Anggota Dewan Energi Nasional Satya Widya Yudha mengatakan bahwa pemerintah harus tetap meningkatkan investasi bagi sektor energi secara keseluruhan, baik fosil maupun nonfosil. Namun, komitmen menekan emisi karbon yang diatur dalam UU No. 16/2016 menjadi tantangan tersendiri.
“Tapi di sisi lain kita lihat bahwa iklim investasi di sektor energi baik fosil maupun nonfosil juga harus dijaga. Maka kita dalam hal ini pada posisi yang tidak mudah bagi negara untuk mundur ke belakang,” katanya akhir pekan lalu.
Indonesia dihadapkan pada dilema dalam penurunan emisi karbon.

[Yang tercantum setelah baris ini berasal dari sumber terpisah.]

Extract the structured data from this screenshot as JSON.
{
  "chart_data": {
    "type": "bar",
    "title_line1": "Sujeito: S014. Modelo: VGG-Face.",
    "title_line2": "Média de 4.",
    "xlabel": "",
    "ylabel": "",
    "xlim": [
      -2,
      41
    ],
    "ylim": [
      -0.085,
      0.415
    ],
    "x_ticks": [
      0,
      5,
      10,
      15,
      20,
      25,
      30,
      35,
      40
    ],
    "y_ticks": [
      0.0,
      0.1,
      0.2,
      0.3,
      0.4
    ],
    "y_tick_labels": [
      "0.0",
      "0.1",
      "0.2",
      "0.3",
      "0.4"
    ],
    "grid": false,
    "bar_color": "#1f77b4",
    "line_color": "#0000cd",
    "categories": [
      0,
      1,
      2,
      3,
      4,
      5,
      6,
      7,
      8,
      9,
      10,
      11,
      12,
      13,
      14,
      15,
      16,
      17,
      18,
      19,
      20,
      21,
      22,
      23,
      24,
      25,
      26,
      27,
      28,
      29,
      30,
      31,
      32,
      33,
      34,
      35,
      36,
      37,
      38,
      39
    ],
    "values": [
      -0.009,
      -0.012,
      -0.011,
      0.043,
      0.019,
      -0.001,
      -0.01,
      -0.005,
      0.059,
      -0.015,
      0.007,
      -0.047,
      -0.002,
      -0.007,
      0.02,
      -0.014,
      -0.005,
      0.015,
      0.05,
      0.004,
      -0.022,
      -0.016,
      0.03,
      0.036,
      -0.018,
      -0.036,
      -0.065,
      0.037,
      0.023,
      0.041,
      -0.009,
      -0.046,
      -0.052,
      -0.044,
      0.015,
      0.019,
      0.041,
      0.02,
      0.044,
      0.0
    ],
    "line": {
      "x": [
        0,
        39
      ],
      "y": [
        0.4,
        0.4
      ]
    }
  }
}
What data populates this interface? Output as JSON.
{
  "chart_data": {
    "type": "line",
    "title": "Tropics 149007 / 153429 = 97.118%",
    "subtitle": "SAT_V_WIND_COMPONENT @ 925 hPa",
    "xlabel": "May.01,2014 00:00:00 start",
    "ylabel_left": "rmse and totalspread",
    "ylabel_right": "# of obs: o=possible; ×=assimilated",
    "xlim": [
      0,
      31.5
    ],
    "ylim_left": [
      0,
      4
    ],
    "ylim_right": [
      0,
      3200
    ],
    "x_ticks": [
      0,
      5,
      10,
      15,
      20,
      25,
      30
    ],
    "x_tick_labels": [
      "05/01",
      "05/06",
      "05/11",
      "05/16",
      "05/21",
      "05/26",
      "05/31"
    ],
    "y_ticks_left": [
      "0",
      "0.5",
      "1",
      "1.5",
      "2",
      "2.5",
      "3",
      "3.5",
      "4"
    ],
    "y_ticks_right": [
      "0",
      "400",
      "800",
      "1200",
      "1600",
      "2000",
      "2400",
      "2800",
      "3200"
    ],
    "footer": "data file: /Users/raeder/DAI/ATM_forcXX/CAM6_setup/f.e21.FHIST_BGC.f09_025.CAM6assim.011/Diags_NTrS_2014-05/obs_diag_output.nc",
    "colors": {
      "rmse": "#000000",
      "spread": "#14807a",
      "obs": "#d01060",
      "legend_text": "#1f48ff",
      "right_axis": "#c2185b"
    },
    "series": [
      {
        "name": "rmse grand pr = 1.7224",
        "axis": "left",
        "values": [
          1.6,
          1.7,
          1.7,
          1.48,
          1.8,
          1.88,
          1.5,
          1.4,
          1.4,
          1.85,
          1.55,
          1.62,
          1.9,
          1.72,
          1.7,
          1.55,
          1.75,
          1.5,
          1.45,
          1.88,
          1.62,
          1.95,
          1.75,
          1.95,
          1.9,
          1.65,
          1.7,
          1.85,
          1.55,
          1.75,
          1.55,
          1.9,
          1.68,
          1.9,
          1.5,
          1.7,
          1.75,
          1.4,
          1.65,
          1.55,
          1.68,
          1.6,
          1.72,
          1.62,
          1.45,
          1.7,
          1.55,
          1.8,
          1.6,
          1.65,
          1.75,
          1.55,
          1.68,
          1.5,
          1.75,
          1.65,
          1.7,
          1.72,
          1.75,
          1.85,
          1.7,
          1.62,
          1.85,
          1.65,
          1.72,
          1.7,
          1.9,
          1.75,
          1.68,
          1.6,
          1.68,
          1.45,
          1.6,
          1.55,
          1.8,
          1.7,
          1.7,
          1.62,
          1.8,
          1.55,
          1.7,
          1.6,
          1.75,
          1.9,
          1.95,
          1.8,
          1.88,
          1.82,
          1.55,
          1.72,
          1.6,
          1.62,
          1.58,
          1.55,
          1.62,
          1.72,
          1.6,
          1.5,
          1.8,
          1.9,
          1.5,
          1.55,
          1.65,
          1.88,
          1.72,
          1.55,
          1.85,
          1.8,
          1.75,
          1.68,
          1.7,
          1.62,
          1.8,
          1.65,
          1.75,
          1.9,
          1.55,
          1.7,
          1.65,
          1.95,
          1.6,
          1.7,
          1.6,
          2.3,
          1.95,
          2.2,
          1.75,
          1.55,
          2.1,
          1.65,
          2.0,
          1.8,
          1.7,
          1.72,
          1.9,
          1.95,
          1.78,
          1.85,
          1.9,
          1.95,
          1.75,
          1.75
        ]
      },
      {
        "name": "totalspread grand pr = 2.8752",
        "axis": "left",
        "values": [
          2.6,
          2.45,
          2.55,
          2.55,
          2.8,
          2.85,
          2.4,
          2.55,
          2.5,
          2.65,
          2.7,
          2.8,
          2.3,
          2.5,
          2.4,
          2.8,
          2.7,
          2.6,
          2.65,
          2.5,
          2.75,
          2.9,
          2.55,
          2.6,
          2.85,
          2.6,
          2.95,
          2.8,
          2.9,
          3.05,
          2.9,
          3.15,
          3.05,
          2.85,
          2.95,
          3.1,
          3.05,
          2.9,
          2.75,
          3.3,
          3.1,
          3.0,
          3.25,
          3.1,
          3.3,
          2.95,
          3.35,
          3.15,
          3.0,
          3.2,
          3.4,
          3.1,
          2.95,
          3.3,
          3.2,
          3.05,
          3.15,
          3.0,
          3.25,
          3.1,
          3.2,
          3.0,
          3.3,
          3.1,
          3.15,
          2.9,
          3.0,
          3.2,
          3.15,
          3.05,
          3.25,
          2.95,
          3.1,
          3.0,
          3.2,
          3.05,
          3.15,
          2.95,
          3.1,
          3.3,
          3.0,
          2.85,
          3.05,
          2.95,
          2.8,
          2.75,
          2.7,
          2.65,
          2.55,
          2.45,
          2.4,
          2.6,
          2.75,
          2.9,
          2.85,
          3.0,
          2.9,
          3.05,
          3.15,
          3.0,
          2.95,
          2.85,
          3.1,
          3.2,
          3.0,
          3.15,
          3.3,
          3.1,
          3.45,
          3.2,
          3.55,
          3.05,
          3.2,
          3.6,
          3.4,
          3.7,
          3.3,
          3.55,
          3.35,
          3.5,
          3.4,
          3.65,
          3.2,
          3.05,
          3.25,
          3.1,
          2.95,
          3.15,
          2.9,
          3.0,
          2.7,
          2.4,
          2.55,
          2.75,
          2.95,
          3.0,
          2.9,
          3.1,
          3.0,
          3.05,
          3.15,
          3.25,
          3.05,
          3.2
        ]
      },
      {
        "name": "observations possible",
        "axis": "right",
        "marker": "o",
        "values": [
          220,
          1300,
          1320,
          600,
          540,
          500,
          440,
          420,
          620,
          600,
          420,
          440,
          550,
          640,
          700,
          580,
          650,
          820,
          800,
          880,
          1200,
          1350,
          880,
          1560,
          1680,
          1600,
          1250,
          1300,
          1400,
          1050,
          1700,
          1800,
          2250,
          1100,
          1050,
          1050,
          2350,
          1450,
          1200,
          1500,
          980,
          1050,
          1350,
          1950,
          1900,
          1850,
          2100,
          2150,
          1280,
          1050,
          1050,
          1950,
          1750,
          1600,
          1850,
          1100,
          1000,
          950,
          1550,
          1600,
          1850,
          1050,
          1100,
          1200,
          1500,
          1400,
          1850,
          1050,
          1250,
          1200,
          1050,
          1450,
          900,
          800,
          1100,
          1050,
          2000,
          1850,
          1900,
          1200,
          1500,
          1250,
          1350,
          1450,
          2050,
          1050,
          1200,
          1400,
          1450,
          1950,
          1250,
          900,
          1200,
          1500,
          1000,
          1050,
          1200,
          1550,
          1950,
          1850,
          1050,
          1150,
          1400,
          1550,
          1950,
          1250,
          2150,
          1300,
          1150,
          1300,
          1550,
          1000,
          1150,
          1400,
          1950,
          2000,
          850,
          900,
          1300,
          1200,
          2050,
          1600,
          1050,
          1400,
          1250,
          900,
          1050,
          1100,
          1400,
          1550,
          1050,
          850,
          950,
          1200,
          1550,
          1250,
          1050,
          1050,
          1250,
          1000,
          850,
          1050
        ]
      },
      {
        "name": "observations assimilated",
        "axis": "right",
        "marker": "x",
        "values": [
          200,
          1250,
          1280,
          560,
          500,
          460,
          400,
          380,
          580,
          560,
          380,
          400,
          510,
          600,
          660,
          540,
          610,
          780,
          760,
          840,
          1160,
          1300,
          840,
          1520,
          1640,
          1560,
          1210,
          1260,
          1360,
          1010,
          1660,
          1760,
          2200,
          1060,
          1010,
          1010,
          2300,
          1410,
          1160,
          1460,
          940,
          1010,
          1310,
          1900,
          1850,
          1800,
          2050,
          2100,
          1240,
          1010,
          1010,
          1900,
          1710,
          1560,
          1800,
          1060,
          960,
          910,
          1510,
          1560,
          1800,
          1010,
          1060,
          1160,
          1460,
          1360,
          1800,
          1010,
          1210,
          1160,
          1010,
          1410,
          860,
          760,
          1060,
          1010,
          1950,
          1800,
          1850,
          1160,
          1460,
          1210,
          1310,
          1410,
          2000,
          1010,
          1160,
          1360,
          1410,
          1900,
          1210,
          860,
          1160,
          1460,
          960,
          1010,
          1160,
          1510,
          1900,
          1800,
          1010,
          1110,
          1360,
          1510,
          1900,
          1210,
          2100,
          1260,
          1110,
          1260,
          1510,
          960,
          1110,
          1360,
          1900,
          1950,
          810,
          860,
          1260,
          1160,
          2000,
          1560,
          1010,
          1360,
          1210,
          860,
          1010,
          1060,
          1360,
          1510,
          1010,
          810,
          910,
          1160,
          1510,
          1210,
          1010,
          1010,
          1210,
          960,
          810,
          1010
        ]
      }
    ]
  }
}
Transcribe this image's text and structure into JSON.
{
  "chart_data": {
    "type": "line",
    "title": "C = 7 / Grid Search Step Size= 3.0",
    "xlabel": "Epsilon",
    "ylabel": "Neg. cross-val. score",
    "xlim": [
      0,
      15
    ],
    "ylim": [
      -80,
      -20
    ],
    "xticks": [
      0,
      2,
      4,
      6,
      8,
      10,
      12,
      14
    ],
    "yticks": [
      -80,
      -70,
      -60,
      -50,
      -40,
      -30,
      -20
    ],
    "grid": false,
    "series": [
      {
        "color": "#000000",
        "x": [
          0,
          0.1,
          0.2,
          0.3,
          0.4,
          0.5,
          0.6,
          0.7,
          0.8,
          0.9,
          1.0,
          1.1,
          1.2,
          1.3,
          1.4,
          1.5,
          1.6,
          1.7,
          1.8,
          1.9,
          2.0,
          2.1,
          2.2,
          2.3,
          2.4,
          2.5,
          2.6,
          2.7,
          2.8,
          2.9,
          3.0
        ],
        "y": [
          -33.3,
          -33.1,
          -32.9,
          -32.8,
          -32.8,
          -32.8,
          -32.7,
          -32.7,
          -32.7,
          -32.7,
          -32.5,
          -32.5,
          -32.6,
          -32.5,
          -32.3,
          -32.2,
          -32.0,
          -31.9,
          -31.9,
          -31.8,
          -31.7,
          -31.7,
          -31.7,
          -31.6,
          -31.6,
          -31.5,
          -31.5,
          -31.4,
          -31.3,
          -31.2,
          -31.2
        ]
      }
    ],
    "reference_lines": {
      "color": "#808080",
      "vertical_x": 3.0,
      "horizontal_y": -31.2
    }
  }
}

Satu sisi, selama ini energi fosil menjadi penopang ketahanan energi nasional dan menerima pajak hingga royalti. Di sisi lain, energi terbarukan belum dapat diterapkan secara penuh akibat sejumlah tantangan.
Menurut Satya adalah perusahaan pengguna bahan baku fosil harus mampu menurunkan emisi karbon. Salah satunya seperti penerapan co-firing pada PLTU, proses penambahan biomassa pada pembangkit untuk mengurangi emisi.
Di tengah upaya itu, pemerintah berencana untuk menerapkan pengenaan tarif pajak karbon hingga Rp75 per kg. Menurut Satya, pengenaan pajak ini menjadi disinsentif bagi pengembangan fosil.
Baca Juga
Dia mengakui sejumlah negara melakukan perubahan yang cukup radikal dengan menghentikan pengoperasian PLTU pada 2030, salah satunya Prancis. Keberanian itu ditopang oleh kondisi bahwa Prancis bukan penghasil batu bara.
“Di Indonesia kita masih melihat kalau batu bara masih mempunyai peranan dalam jangka waktu sekarang ini. Ya selama EBT belum bisa berkembang, dia hanya bisa mensubtitusi, ya dalam energi bersih ke depan, mereka [energi fosil] harus bersih mengurangi emisi karbonnya,” ujarnya.